Noninvasive prenatal testing (NIPT) is available for trisomy 13. NIPT is a screening option for pregnant women. This newer blood screening test has been available since 2013. Most laboratories offering this test state that the test identifies about 90% of pregnancies affected with trisomy 13. This test evaluates pieces of placental DNA that are outside of cells and are in the mother's blood. Parents are recommended not to make permanent decisions about the pregnancy solely based on NIPT results. Diagnostic testing like chorionic villus sampling (CVS) or amniocentesis can confirm or rule out a screen result. More research needs to be conducted to better understand and improve the accuracy of this test.

References
  • Benn, P., Cuckle, H., and Pergament, E. Non-invasive prenatal testing for aneuploidy: current status and future prospects. Ultrasound Obstet Gynecol. 2013;42:15-33
  • Am J Obstet Gynecol. 2016 Jan 7. pii: S0002-9378(16)00005-3. doi: 10.1016/j.ajog.2016.01.003. [Epub ahead of print]Posttest risk calculation following positive noninvasive prenatal screening using cell-free DNA in maternal plasma.Benn P1
  • J Assist Reprod Genet. 2014 May;31(5):589-94. doi: 10.1007/s10815-014-0182-7. Epub 2014 Feb 5.Placental mosaicism for Trisomy 13: a challenge in providing the cell-free fetal DNA testing.Liu XY1, Zhang HG, Wang RX, Chen S, Yu XW, Liu RZ.
  • N Engl J Med. 2015 Apr 23;372(17):1589-97. doi: 10.1056/NEJMoa1407349. Epub 2015 Apr 1.Cell-free DNA analysis for noninvasive examination of trisomy.Norton ME1, Jacobsson B, Swamy GK, Laurent LC, Ranzini AC, Brar H, Tomlinson MW, Pereira L, Spitz JL, Hollemon D, Cuckle H, Musci TJ, Wapner RJ.
Are there any support resources for women who have terminated a baby with Trisomy 13?

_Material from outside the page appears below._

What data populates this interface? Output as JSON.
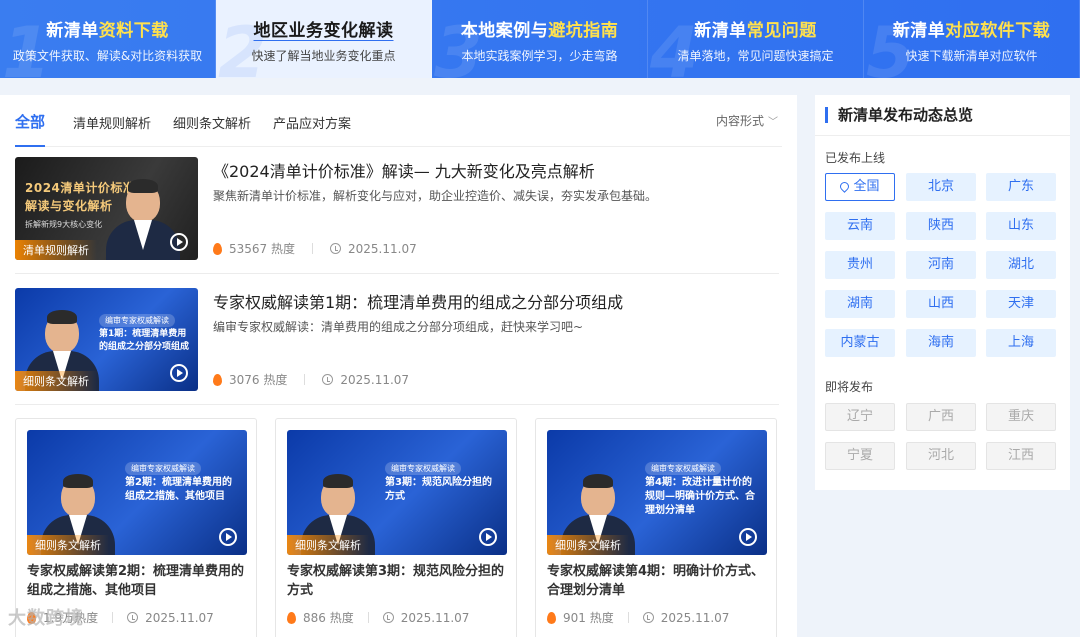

There are support groups for women who have decided to not continue a pregnancy for a baby with trisomy 13. They include:

A Heartbreaking Choice (http://www.aheartbreakingchoice.com)

Our Heartbreaking Choices (http://www.ohcbook.com/support-resources/online-grief-and-loss-support/)

Ending a Wanted Pregnancy (http://endingawantedpregnancy.com)

References
  • http://www.aheartbreakingchoice.com
  • http://www.ohcbook.com/support-resources/online-grief-and-loss-support/
  • http://endingawantedpregnancy.com
Is termination of the pregnancy, or abortion, an option if my baby has Trisomy 13?

If a diagnosis of trisomy 13 has been confirmed through amniocentesis or CVS, some families will consider termination. This can be the right decision for some families despite it possibly being very difficult. Different states will have restrictions on when a pregnancy termination procedure can be performed. A reproductive genetic counselor can help you better understand the options for your specific state.

FindLaw is an online service that describes the laws regarding abortion for different states (http://statelaws.findlaw.com/family-laws/abortion.html). This can be a useful starting point for understanding the laws in your state. It is important to note though that new laws/restrictions are continually being enacted so the information on this site may not be up to date.